Medical marijuana laws typically don't provide a right to accommodate employees, Delogu said. But she noted that in July 2017, the Massachusetts high court held that a registered medical marijuana user who was fired for failing a drug test could proceed in state court with her disability discrimination claim. Employees have the right to seek a reasonable accommodation under Massachusetts law prohibiting disability discrimination, the court ruled.

[SHRM members-only sample policy: Drug and Alcohol Policy]

Minimum Wage

Arkansas voters approved an increase from $8.50 an hour to $11 an hour over three years.
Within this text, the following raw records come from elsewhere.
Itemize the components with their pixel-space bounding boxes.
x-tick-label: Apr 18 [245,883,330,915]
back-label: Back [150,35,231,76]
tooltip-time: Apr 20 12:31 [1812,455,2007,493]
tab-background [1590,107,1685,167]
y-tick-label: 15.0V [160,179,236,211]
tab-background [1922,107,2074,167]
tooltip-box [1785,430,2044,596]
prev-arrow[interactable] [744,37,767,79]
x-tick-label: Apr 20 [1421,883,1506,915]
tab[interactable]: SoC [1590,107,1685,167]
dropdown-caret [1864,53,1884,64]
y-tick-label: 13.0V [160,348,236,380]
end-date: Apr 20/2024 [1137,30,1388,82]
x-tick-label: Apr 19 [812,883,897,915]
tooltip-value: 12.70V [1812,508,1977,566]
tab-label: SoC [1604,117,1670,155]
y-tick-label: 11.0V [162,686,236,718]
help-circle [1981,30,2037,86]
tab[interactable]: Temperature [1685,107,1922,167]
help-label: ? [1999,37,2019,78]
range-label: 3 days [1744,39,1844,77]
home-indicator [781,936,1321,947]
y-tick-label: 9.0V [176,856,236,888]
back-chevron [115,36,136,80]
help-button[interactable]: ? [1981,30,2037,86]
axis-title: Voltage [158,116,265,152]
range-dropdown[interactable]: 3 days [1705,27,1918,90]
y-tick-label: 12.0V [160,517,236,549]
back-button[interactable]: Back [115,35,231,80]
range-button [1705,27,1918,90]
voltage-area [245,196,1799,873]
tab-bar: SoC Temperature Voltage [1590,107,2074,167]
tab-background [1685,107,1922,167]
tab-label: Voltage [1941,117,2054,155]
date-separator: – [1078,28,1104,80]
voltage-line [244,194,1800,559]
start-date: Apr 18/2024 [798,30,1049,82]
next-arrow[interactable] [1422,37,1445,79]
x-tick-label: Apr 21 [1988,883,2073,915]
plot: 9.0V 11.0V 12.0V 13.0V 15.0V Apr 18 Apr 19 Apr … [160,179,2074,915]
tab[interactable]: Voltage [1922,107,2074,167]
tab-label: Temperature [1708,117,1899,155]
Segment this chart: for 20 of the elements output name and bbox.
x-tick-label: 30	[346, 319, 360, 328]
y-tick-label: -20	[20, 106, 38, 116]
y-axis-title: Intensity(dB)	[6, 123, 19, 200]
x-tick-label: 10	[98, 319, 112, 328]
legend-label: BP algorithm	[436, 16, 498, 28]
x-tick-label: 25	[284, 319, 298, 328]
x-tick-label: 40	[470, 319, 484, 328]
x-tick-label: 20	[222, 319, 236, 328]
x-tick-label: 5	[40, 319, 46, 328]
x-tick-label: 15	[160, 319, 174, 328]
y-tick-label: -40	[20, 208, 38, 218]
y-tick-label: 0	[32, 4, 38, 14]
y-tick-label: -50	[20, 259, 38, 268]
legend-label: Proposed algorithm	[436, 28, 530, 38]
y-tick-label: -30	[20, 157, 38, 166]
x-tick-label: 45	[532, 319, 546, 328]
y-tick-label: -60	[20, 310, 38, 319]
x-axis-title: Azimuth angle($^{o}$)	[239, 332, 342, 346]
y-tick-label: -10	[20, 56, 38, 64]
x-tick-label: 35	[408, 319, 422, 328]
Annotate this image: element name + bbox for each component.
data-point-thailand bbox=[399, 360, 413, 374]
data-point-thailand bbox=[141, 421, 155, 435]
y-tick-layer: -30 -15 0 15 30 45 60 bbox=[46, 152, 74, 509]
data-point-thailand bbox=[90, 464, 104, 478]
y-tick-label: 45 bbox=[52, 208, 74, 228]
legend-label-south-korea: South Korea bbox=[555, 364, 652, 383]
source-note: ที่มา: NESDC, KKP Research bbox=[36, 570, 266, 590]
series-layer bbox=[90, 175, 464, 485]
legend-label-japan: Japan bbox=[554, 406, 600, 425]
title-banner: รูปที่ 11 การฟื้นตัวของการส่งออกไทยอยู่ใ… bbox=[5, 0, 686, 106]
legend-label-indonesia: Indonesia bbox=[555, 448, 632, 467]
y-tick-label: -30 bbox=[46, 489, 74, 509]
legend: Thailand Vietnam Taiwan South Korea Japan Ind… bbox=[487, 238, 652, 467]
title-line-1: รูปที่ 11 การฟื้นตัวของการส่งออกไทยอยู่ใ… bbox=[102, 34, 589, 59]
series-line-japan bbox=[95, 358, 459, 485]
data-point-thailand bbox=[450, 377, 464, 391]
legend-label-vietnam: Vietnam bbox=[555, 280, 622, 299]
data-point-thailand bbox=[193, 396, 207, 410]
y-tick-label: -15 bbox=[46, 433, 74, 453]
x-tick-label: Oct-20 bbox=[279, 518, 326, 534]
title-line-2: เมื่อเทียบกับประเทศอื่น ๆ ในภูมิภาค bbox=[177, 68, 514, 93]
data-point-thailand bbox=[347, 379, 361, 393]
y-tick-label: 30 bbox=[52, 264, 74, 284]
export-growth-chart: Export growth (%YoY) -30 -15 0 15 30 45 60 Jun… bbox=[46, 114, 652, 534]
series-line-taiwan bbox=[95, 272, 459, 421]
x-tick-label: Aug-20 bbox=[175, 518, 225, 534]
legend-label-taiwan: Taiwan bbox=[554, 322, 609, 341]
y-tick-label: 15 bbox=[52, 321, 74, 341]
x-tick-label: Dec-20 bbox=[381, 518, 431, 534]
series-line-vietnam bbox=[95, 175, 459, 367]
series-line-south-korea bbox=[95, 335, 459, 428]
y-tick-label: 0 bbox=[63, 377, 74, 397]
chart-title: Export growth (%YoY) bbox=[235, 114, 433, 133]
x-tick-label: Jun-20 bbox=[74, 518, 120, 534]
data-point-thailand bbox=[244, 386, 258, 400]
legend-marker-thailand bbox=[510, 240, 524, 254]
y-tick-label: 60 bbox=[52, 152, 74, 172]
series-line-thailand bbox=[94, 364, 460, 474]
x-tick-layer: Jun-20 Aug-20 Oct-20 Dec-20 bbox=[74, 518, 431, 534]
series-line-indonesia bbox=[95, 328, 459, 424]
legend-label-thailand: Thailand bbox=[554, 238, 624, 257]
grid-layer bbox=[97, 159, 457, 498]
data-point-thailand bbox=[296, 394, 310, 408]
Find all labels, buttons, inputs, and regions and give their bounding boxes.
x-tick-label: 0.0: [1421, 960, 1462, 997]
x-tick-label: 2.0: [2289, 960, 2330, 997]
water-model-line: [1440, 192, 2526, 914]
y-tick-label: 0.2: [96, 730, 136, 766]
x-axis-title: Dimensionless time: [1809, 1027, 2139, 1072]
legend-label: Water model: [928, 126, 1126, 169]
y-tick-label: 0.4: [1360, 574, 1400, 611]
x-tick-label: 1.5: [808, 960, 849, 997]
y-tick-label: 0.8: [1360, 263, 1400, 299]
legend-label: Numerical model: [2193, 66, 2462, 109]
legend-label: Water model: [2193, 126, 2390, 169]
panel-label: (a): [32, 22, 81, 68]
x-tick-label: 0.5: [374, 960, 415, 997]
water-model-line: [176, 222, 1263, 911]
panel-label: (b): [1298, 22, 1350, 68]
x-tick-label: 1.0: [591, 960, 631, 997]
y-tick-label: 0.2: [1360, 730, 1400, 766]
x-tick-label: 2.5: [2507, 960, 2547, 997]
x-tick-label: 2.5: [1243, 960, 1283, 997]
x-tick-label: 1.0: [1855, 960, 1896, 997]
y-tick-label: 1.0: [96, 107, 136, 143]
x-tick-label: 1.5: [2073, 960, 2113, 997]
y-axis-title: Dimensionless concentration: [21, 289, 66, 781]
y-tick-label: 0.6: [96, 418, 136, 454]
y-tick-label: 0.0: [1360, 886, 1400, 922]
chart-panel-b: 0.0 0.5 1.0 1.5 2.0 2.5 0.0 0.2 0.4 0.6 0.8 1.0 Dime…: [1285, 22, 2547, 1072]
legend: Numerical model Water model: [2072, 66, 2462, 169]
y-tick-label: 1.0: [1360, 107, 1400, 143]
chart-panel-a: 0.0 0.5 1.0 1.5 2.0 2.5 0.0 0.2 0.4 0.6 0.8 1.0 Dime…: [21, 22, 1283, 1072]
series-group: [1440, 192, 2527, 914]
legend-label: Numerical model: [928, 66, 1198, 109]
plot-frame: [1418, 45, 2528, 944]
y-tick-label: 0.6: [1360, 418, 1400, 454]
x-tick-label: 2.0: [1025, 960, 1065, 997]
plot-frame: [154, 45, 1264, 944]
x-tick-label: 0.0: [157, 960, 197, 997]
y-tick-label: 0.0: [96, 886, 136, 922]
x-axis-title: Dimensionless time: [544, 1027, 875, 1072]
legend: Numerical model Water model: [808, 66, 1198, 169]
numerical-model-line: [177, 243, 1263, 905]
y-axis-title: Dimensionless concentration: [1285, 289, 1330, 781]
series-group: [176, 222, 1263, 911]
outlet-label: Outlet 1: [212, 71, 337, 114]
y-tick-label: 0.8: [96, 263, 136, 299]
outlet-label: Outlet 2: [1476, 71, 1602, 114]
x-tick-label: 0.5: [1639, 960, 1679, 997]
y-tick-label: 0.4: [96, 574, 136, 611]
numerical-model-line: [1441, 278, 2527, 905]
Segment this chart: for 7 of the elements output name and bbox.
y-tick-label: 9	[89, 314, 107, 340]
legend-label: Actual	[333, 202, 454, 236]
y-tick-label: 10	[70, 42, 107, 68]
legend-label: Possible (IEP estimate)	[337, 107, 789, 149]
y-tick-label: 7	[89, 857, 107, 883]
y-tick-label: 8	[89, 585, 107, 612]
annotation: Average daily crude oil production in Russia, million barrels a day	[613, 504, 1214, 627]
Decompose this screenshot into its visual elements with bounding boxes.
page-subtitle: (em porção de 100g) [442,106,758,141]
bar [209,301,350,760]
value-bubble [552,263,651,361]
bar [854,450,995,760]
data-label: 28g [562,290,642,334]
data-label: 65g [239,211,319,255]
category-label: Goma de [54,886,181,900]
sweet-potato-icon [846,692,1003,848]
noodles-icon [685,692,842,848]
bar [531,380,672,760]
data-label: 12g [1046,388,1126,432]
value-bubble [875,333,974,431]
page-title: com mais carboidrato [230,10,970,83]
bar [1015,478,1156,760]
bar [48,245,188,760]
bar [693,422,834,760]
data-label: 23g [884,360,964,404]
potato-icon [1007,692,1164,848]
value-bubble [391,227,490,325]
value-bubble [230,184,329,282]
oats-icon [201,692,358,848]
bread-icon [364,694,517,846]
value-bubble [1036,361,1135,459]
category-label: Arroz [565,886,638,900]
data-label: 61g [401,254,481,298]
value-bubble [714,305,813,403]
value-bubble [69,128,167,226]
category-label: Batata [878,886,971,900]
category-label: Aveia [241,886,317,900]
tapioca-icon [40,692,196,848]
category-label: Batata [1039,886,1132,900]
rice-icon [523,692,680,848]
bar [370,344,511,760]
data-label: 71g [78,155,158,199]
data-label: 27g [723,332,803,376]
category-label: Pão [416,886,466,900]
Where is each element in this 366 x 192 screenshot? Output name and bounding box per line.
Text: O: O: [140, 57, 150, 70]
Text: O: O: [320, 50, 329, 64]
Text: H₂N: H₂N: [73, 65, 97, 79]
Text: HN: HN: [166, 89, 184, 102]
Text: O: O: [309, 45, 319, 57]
The increase will take effect as follows:

  • $9.25 on Jan. 1, 2019.
  • $10 on Jan. 1, 2020.
  • $11 on Jan. 1, 2021.

Missouri's increased minimum wage will rise incrementally each year from $7.85 an hour to $12 an hour by 2023. It will rise as follows:

  • $8.60 on Jan. 1, 2019.
  • $9.45 on Jan. 1, 2020.
  • $10.30 on Jan. 1, 2021.
  • $11.15 on Jan. 1, 2022.
  • $12 on Jan. 1, 2023.

The federal minimum wage is $7.25 an hour.

Twenty-one states have the same or lower minimum wage as the federal minimum wage, according to the National Conference of State Legislatures: Alabama, Georgia, Idaho, Indiana, Iowa, Kansas, Kentucky, Louisiana, Mississippi, New Hampshire, North Carolina, North Dakota, Oklahoma, Pennsylvania, South Carolina, Tennessee, Texas, Utah, Virginia, Wisconsin and Wyoming.

Transgender Rights

Massachusetts upheld the state's Transgender Anti-Discrimination Law in a ballot measure. The law bans discrimination against transgender people in public places and allows transgender individuals to use facilities, such as bathrooms, based on their gender identity.

The ballot measure was a test case by groups interested in floating similar initiatives nationwide, said Michelle Phillips, an attorney with Jackson Lewis in New York City. She said the vote is a significant showing in support of transgender individuals' civil rights.

Keep MA Safe, which opposed the law, asserted that the statute endangers women and children by allowing sex offenders to use restrooms by claiming a certain gender identity. But Phillips said there is no evidence this has ever happened. People who oppose the law do not consider the risk of violence transgender individuals may face if they used bathrooms that matched their assigned sex at birth, she added.